- Brantley York, 1855, Courtesy of the Duke University Archives

President of Duke University
- In office 1838–1842
- Succeeded by: Braxton Craven

Personal details
- Born: January 3, 1805 Randolph County, North Carolina
- Died: October 7, 1891 (aged 86) Rutherford County, North Carolina

= Brantley York =

Richard Brantley York (January 3, 1805 – October 7, 1891) was a Methodist minister and educator best known for founding and serving as president of the institution that would become Duke University, Union Institute Academy in Randolph County, North Carolina. Overall, York founded six schools.
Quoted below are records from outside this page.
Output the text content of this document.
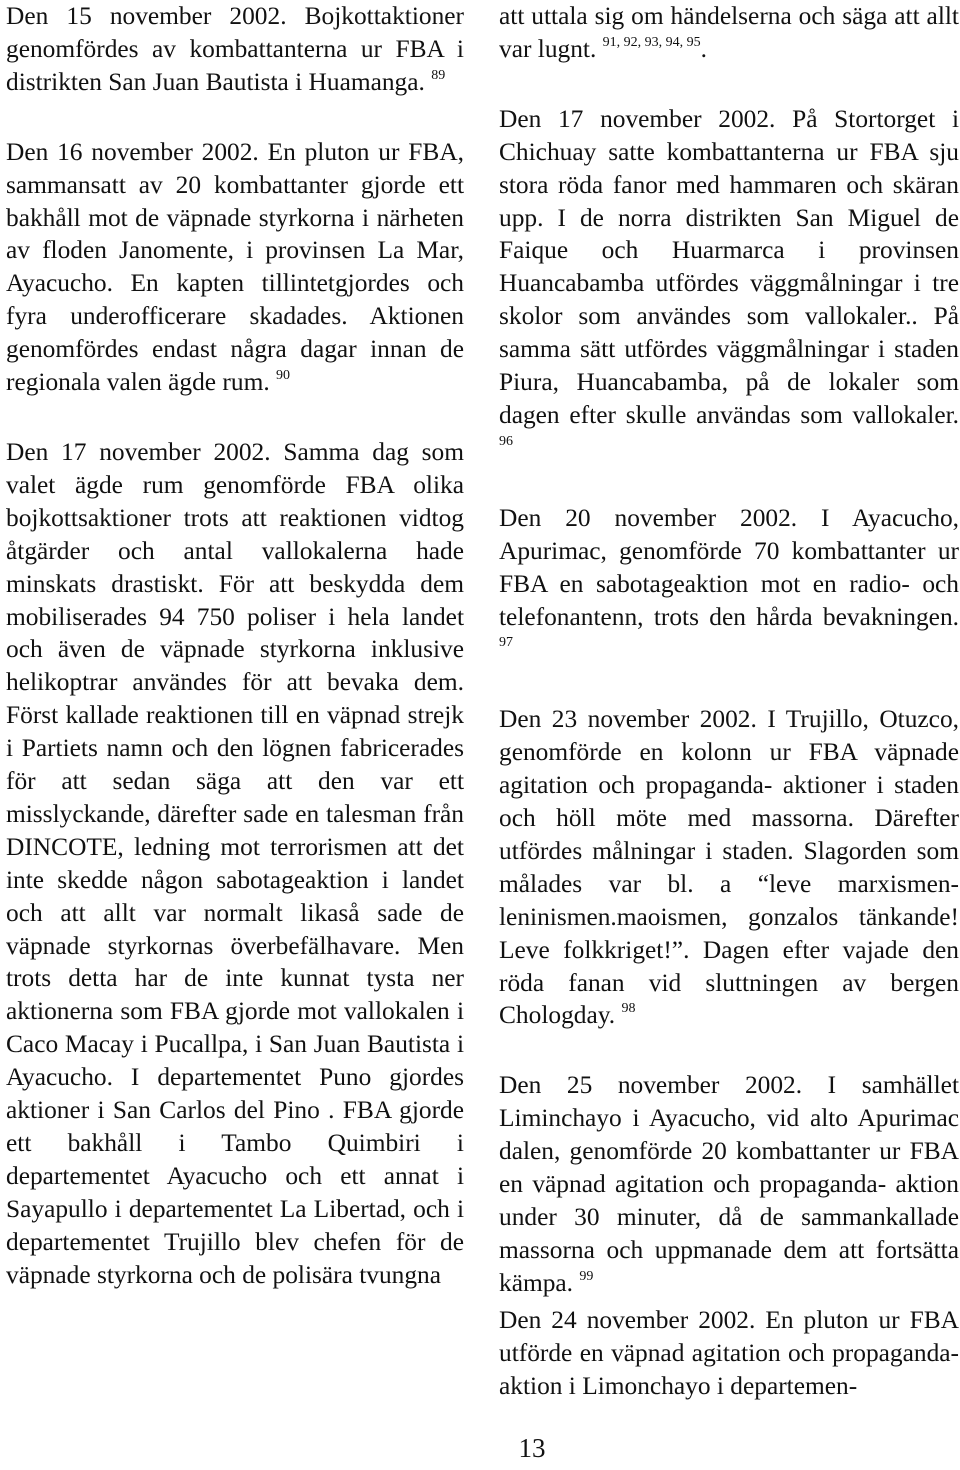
Den 15 november 2002. Bojkottaktioner genomfördes av kombattanterna ur FBA i distrikten San Juan Bautista i Huamanga. $^{89}$

Den 16 november 2002. En pluton ur FBA, sammansatt av 20 kombattanter gjorde ett bakhåll mot de väpnade styrkorna i närheten av floden Janomente, i provinsen La Mar, Ayacucho. En kapten tillintetgjordes och fyra underofficerare skadades. Aktionen genomfördes endast några dagar innan de regionala valen ägde rum. $^{90}$

Den 17 november 2002. Samma dag som valet ägde rum genomförde FBA olika bojkottsaktioner trots att reaktionen vidtog åtgärder och antal vallokalerna hade minskats drastiskt. För att beskydda dem mobiliserades 94 750 poliser i hela landet och även de väpnade styrkorna inklusive helikoptrar användes för att bevaka dem. Först kallade reaktionen till en väpnad strejk i Partiets namn och den lögnen fabricerades för att sedan säga att den var ett misslyckande, därefter sade en talesman från DINCOTE, ledning mot terrorismen att det inte skedde någon sabotageaktion i landet och att allt var normalt likaså sade de väpnade styrkornas överbefälhavare. Men trots detta har de inte kunnat tysta ner aktionerna som FBA gjorde mot vallokalen i Caco Macay i Pucallpa, i San Juan Bautista i Ayacucho. I departementet Puno gjordes aktioner i San Carlos del Pino . FBA gjorde ett bakhåll i Tambo Quimbiri i departementet Ayacucho och ett annat i Sayapullo i departementet La Libertad, och i departementet Trujillo blev chefen för de väpnade styrkorna och de polisära tvungna

att uttala sig om händelserna och säga att allt var lugnt. $^{91, 92, 93, 94, 95}$.

Den 17 november 2002. På Stortorget i Chichuay satte kombattanterna ur FBA sju stora röda fanor med hammaren och skäran upp. I de norra distrikten San Miguel de Faique och Huarmarca i provinsen Huancabamba utfördes väggmålningar i tre skolor som användes som vallokaler.. På samma sätt utfördes väggmålningar i staden Piura, Huancabamba, på de lokaler som dagen efter skulle användas som vallokaler. $^{96}$

Den 20 november 2002. I Ayacucho, Apurimac, genomförde 70 kombattanter ur FBA en sabotageaktion mot en radio- och telefonantenn, trots den hårda bevakningen. $^{97}$

Den 23 november 2002. I Trujillo, Otuzco, genomförde en kolonn ur FBA väpnade agitation och propaganda- aktioner i staden och höll möte med massorna. Därefter utfördes målningar i staden. Slagorden som målades var bl. a “leve marxismen-leninismen.maoismen, gonzalos tänkande! Leve folkkriget!”. Dagen efter vajade den röda fanan vid sluttningen av bergen Chologday. $^{98}$

Den 25 november 2002. I samhället Liminchayo i Ayacucho, vid alto Apurimac dalen, genomförde 20 kombattanter ur FBA en väpnad agitation och propaganda- aktion under 30 minuter, då de sammankallade massorna och uppmanade dem att fortsätta kämpa. $^{99}$

Den 24 november 2002. En pluton ur FBA utförde en väpnad agitation och propaganda- aktion i Limonchayo i departemen-

13
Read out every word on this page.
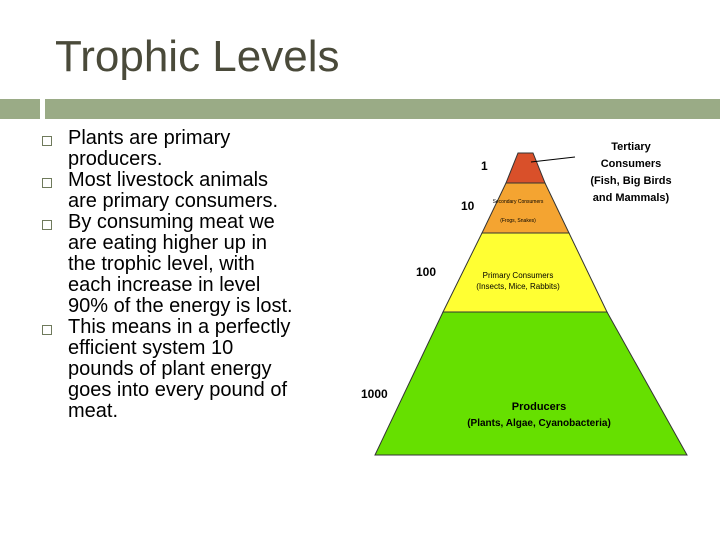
Trophic Levels
Plants are primary producers.
Most livestock animals are primary consumers.
By consuming meat we are eating higher up in the trophic level, with each increase in level 90% of the energy is lost.
This means in a perfectly efficient system 10 pounds of plant energy goes into every pound of meat.
1
10
100
1000
Secondary Consumers
(Frogs, Snakes)
Primary Consumers
(Insects, Mice, Rabbits)
Producers
(Plants, Algae, Cyanobacteria)
Tertiary
Consumers
(Fish, Big Birds
and Mammals)
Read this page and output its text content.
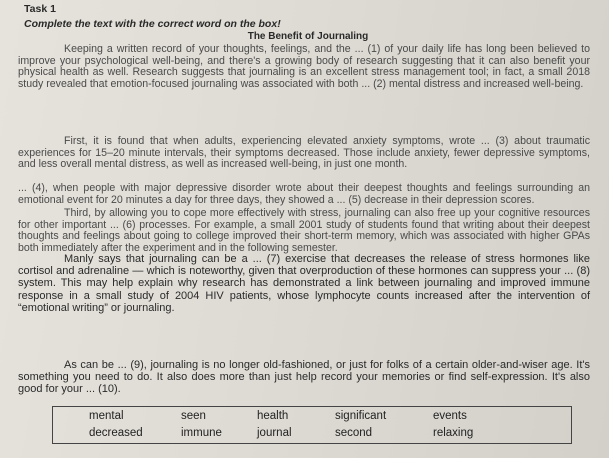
Task 1
Complete the text with the correct word on the box!
The Benefit of Journaling
Keeping a written record of your thoughts, feelings, and the ... (1) of your daily life has long been believed to improve your psychological well-being, and there's a growing body of research suggesting that it can also benefit your physical health as well. Research suggests that journaling is an excellent stress management tool; in fact, a small 2018 study revealed that emotion-focused journaling was associated with both ... (2) mental distress and increased well-being.
First, it is found that when adults, experiencing elevated anxiety symptoms, wrote ... (3) about traumatic experiences for 15–20 minute intervals, their symptoms decreased. Those include anxiety, fewer depressive symptoms, and less overall mental distress, as well as increased well-being, in just one month.
... (4), when people with major depressive disorder wrote about their deepest thoughts and feelings surrounding an emotional event for 20 minutes a day for three days, they showed a ... (5) decrease in their depression scores.
Third, by allowing you to cope more effectively with stress, journaling can also free up your cognitive resources for other important ... (6) processes. For example, a small 2001 study of students found that writing about their deepest thoughts and feelings about going to college improved their short-term memory, which was associated with higher GPAs both immediately after the experiment and in the following semester.
Manly says that journaling can be a ... (7) exercise that decreases the release of stress hormones like cortisol and adrenaline — which is noteworthy, given that overproduction of these hormones can suppress your ... (8) system. This may help explain why research has demonstrated a link between journaling and improved immune response in a small study of 2004 HIV patients, whose lymphocyte counts increased after the intervention of “emotional writing” or journaling.
As can be ... (9), journaling is no longer old-fashioned, or just for folks of a certain older-and-wiser age. It's something you need to do. It also does more than just help record your memories or find self-expression. It's also good for your ... (10).
mental	seen	health	significant	events
decreased	immune	journal	second	relaxing
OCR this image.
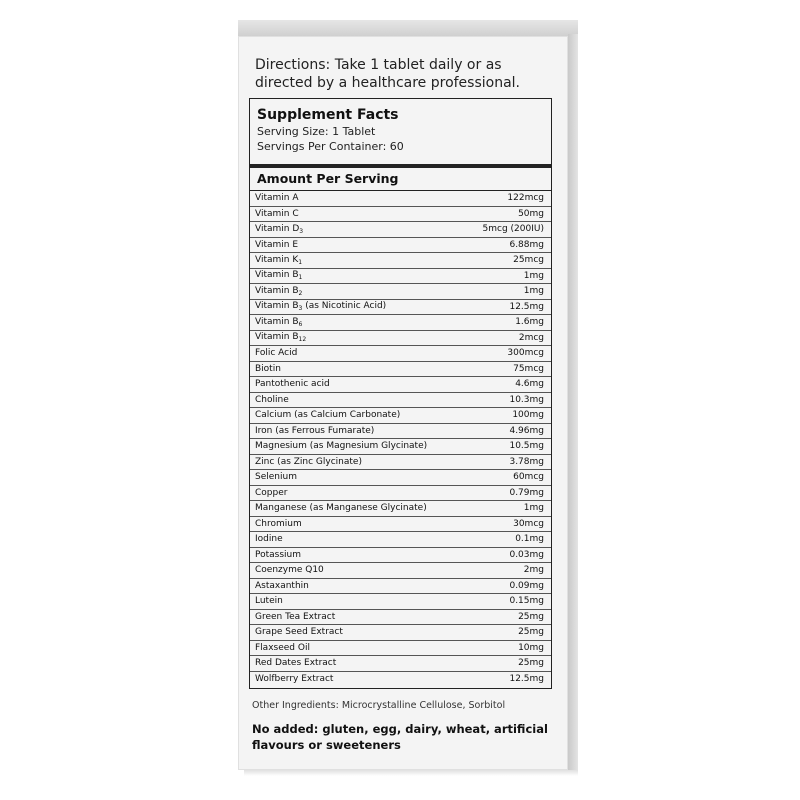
Directions: Take 1 tablet daily or as directed by a healthcare professional.
Supplement Facts
Serving Size: 1 Tablet
Servings Per Container: 60
Amount Per Serving
Vitamin A	122mcg
Vitamin C	50mg
Vitamin $D_3$	5mcg (200IU)
Vitamin E	6.88mg
Vitamin $K_1$	25mcg
Vitamin $B_1$	1mg
Vitamin $B_2$	1mg
Vitamin $B_3$ (as Nicotinic Acid)	12.5mg
Vitamin $B_6$	1.6mg
Vitamin $B_{12}$	2mcg
Folic Acid	300mcg
Biotin	75mcg
Pantothenic acid	4.6mg
Choline	10.3mg
Calcium (as Calcium Carbonate)	100mg
Iron (as Ferrous Fumarate)	4.96mg
Magnesium (as Magnesium Glycinate)	10.5mg
Zinc (as Zinc Glycinate)	3.78mg
Selenium	60mcg
Copper	0.79mg
Manganese (as Manganese Glycinate)	1mg
Chromium	30mcg
Iodine	0.1mg
Potassium	0.03mg
Coenzyme Q10	2mg
Astaxanthin	0.09mg
Lutein	0.15mg
Green Tea Extract	25mg
Grape Seed Extract	25mg
Flaxseed Oil	10mg
Red Dates Extract	25mg
Wolfberry Extract	12.5mg
Other Ingredients: Microcrystalline Cellulose, Sorbitol
No added: gluten, egg, dairy, wheat, artificial flavours or sweeteners
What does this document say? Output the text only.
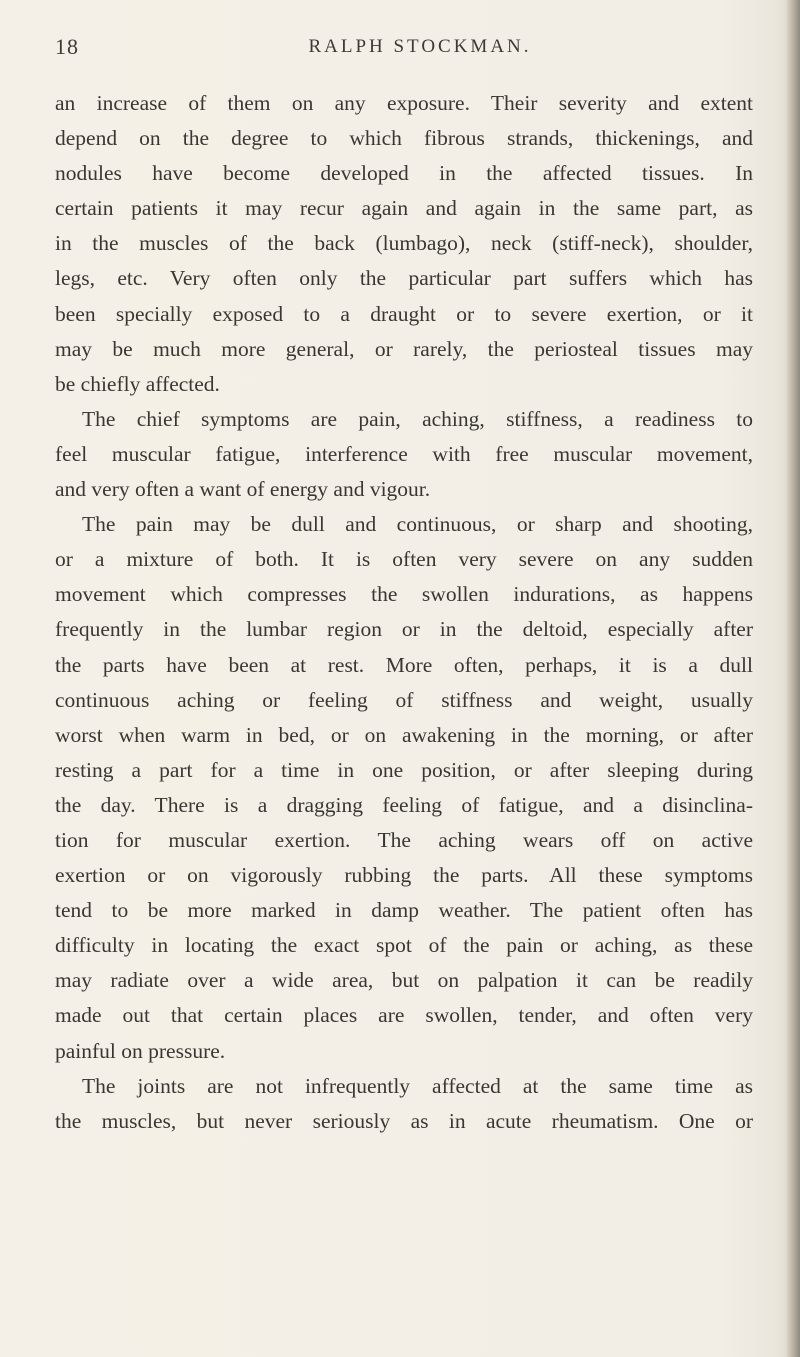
18	RALPH STOCKMAN.
an increase of them on any exposure. Their severity and extent
depend on the degree to which fibrous strands, thickenings, and
nodules have become developed in the affected tissues. In
certain patients it may recur again and again in the same part, as
in the muscles of the back (lumbago), neck (stiff-neck), shoulder,
legs, etc. Very often only the particular part suffers which has
been specially exposed to a draught or to severe exertion, or it
may be much more general, or rarely, the periosteal tissues may
be chiefly affected.
The chief symptoms are pain, aching, stiffness, a readiness to
feel muscular fatigue, interference with free muscular movement,
and very often a want of energy and vigour.
The pain may be dull and continuous, or sharp and shooting,
or a mixture of both. It is often very severe on any sudden
movement which compresses the swollen indurations, as happens
frequently in the lumbar region or in the deltoid, especially after
the parts have been at rest. More often, perhaps, it is a dull
continuous aching or feeling of stiffness and weight, usually
worst when warm in bed, or on awakening in the morning, or after
resting a part for a time in one position, or after sleeping during
the day. There is a dragging feeling of fatigue, and a disinclina-
tion for muscular exertion. The aching wears off on active
exertion or on vigorously rubbing the parts. All these symptoms
tend to be more marked in damp weather. The patient often has
difficulty in locating the exact spot of the pain or aching, as these
may radiate over a wide area, but on palpation it can be readily
made out that certain places are swollen, tender, and often very
painful on pressure.
The joints are not infrequently affected at the same time as
the muscles, but never seriously as in acute rheumatism. One or
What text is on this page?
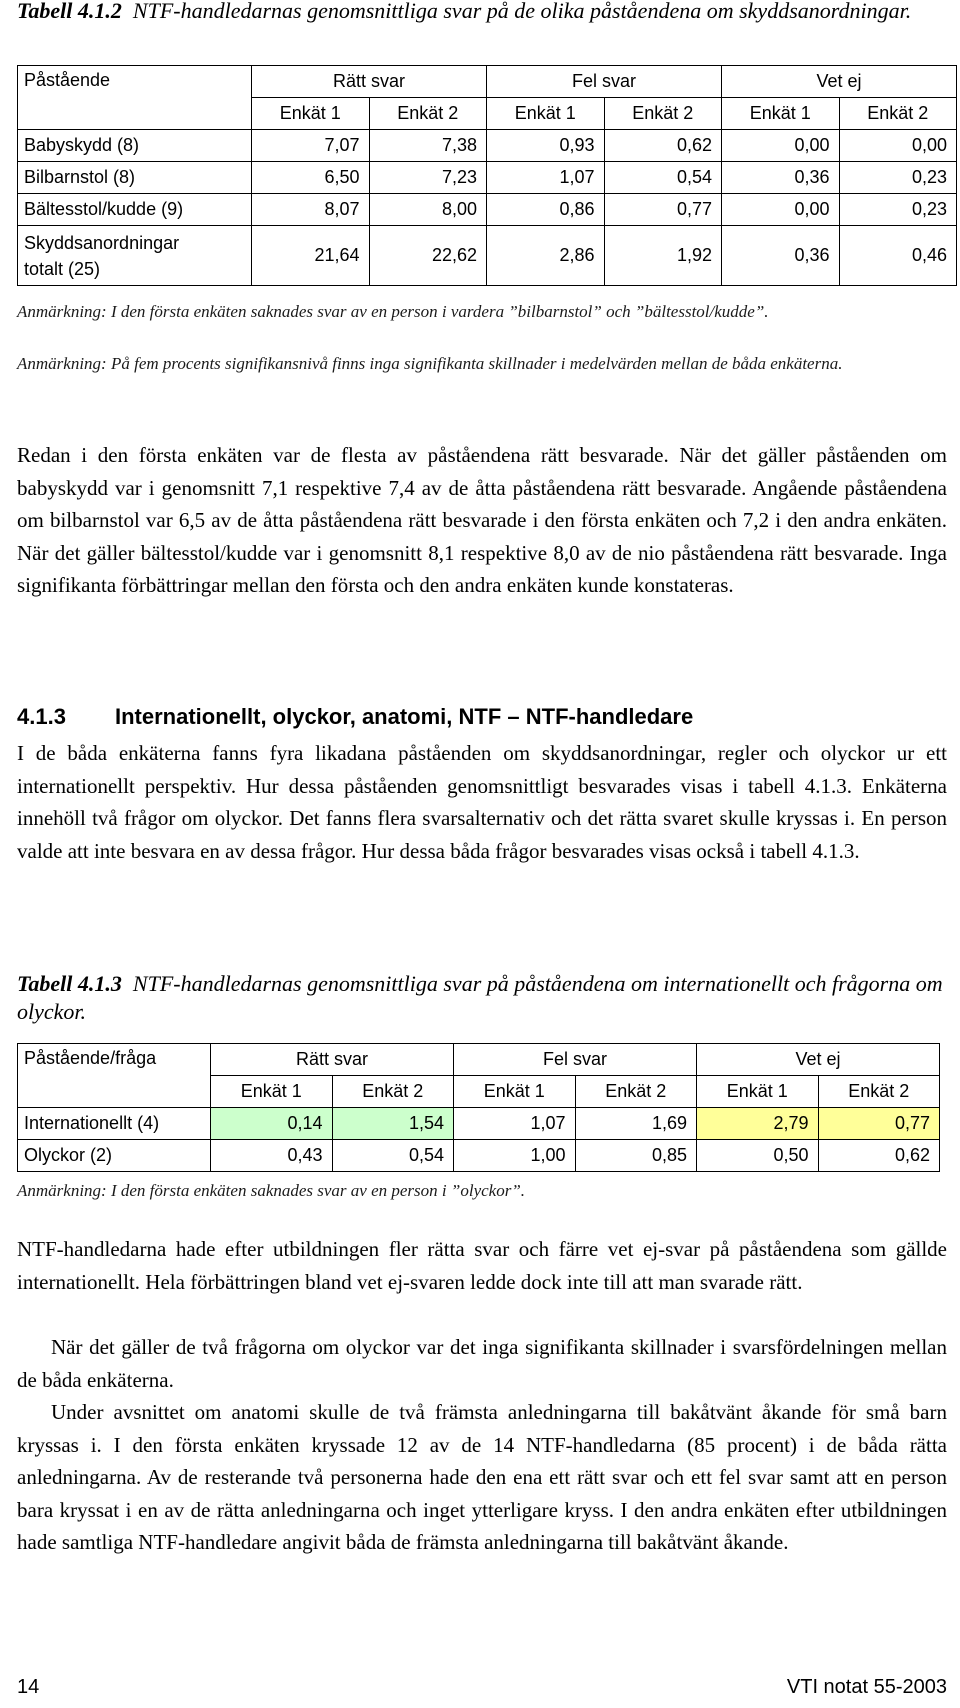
Tabell 4.1.2 NTF-handledarnas genomsnittliga svar på de olika påståendena om skyddsanordningar.

Påstående	Rätt svar		Fel svar		Vet ej	
	Enkät 1	Enkät 2	Enkät 1	Enkät 2	Enkät 1	Enkät 2
Babyskydd (8)	7,07	7,38	0,93	0,62	0,00	0,00
Bilbarnstol (8)	6,50	7,23	1,07	0,54	0,36	0,23
Bältesstol/kudde (9)	8,07	8,00	0,86	0,77	0,00	0,23
Skyddsanordningar
totalt (25)	21,64	22,62	2,86	1,92	0,36	0,46

Anmärkning: I den första enkäten saknades svar av en person i vardera ”bilbarnstol” och ”bältesstol/kudde”.

Anmärkning: På fem procents signifikansnivå finns inga signifikanta skillnader i medelvärden mellan de båda enkäterna.

Redan i den första enkäten var de flesta av påståendena rätt besvarade. När det gäller påståenden om babyskydd var i genomsnitt 7,1 respektive 7,4 av de åtta påståendena rätt besvarade. Angående påståendena om bilbarnstol var 6,5 av de åtta påståendena rätt besvarade i den första enkäten och 7,2 i den andra enkäten. När det gäller bältesstol/kudde var i genomsnitt 8,1 respektive 8,0 av de nio påståendena rätt besvarade. Inga signifikanta förbättringar mellan den första och den andra enkäten kunde konstateras.

4.1.3 Internationellt, olyckor, anatomi, NTF – NTF-handledare

I de båda enkäterna fanns fyra likadana påståenden om skyddsanordningar, regler och olyckor ur ett internationellt perspektiv. Hur dessa påståenden genomsnittligt besvarades visas i tabell 4.1.3. Enkäterna innehöll två frågor om olyckor. Det fanns flera svarsalternativ och det rätta svaret skulle kryssas i. En person valde att inte besvara en av dessa frågor. Hur dessa båda frågor besvarades visas också i tabell 4.1.3.

Tabell 4.1.3 NTF-handledarnas genomsnittliga svar på påståendena om internationellt och frågorna om olyckor.

Påstående/fråga	Rätt svar		Fel svar		Vet ej	
	Enkät 1	Enkät 2	Enkät 1	Enkät 2	Enkät 1	Enkät 2
Internationellt (4)	0,14	1,54	1,07	1,69	2,79	0,77
Olyckor (2)	0,43	0,54	1,00	0,85	0,50	0,62

Anmärkning: I den första enkäten saknades svar av en person i ”olyckor”.

NTF-handledarna hade efter utbildningen fler rätta svar och färre vet ej-svar på påståendena som gällde internationellt. Hela förbättringen bland vet ej-svaren ledde dock inte till att man svarade rätt.

När det gäller de två frågorna om olyckor var det inga signifikanta skillnader i svarsfördelningen mellan de båda enkäterna.

Under avsnittet om anatomi skulle de två främsta anledningarna till bakåtvänt åkande för små barn kryssas i. I den första enkäten kryssade 12 av de 14 NTF-handledarna (85 procent) i de båda rätta anledningarna. Av de resterande två personerna hade den ena ett rätt svar och ett fel svar samt att en person bara kryssat i en av de rätta anledningarna och inget ytterligare kryss. I den andra enkäten efter utbildningen hade samtliga NTF-handledare angivit båda de främsta anledningarna till bakåtvänt åkande.

14	VTI notat 55-2003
==Early life and education==
York was born in Randolph County, North Carolina, as the seventh of nine children to Eli and Susanah Harden York. While his father worked as a distiller and miner, his employment was unstable and the family often relied on income earned by Brantley and his siblings as hired hands. York had little formal education, only attending school for thirteen months over a ten-year period. His education was largely self-taught through the library at Ebenezer Church, where he was also introduced to the Methodist religion and converted in 1823.

==Educator==
York began teaching at Bethlehem Church in Guilford County, North Carolina, in 1831 and received a license to preach there in 1833. He was ordained as a deacon in 1838, but was not made a member of the North Carolina conference of the Methodist Episcopal Church due to an administrative error. He was appointed to teach at Brown's Schoolhouse in Randolph County, which at the time was a rough single room log structure.

Upon his appointment, York suggested creating a more permanent building and built Union Institute Academy in 1839. The structure was a two room building, and was named "Union" because it was used by both Methodist and Quakers. Union would eventually become Duke University but at the time was a secondary school. York left Union in 1842, and considered his time there to be a burden. He appreciated the success that he had accomplished, but had to devote considerable time to raising money and worked late nights preparing to teach subjects with which he was unfamiliar.

After leaving Union, York went on to found Clemmonsville High School, Olin High School, York Collegiate Institute, Ruffin-Badger Institute, and New Salem and Randleman High School in North Carolina. He published multiple English grammars and a The Man of Business and Railroad Calculator, a text that taught arithmetic and basic legal principles.

==Later career==
York became blind at the age of 48, symptoms of which had developed in one eye while he was working at Union. He accepted an appointment as a professor of belles lettres at Rutherford College in 1873 and taught there until 1877, and was awarded a D.D. there in 1881.

While he never became a member of the North Carolina Methodist conference, he did serve as the first president of the North Carolina Local Ministers Conference, and continued to preach, giving an estimated 8,000 lectures or sermons. He also served as a President of the Randolph County Temperance Society in 1853 and spoke publicly in support of North Carolina's prohibition campaign in 1881.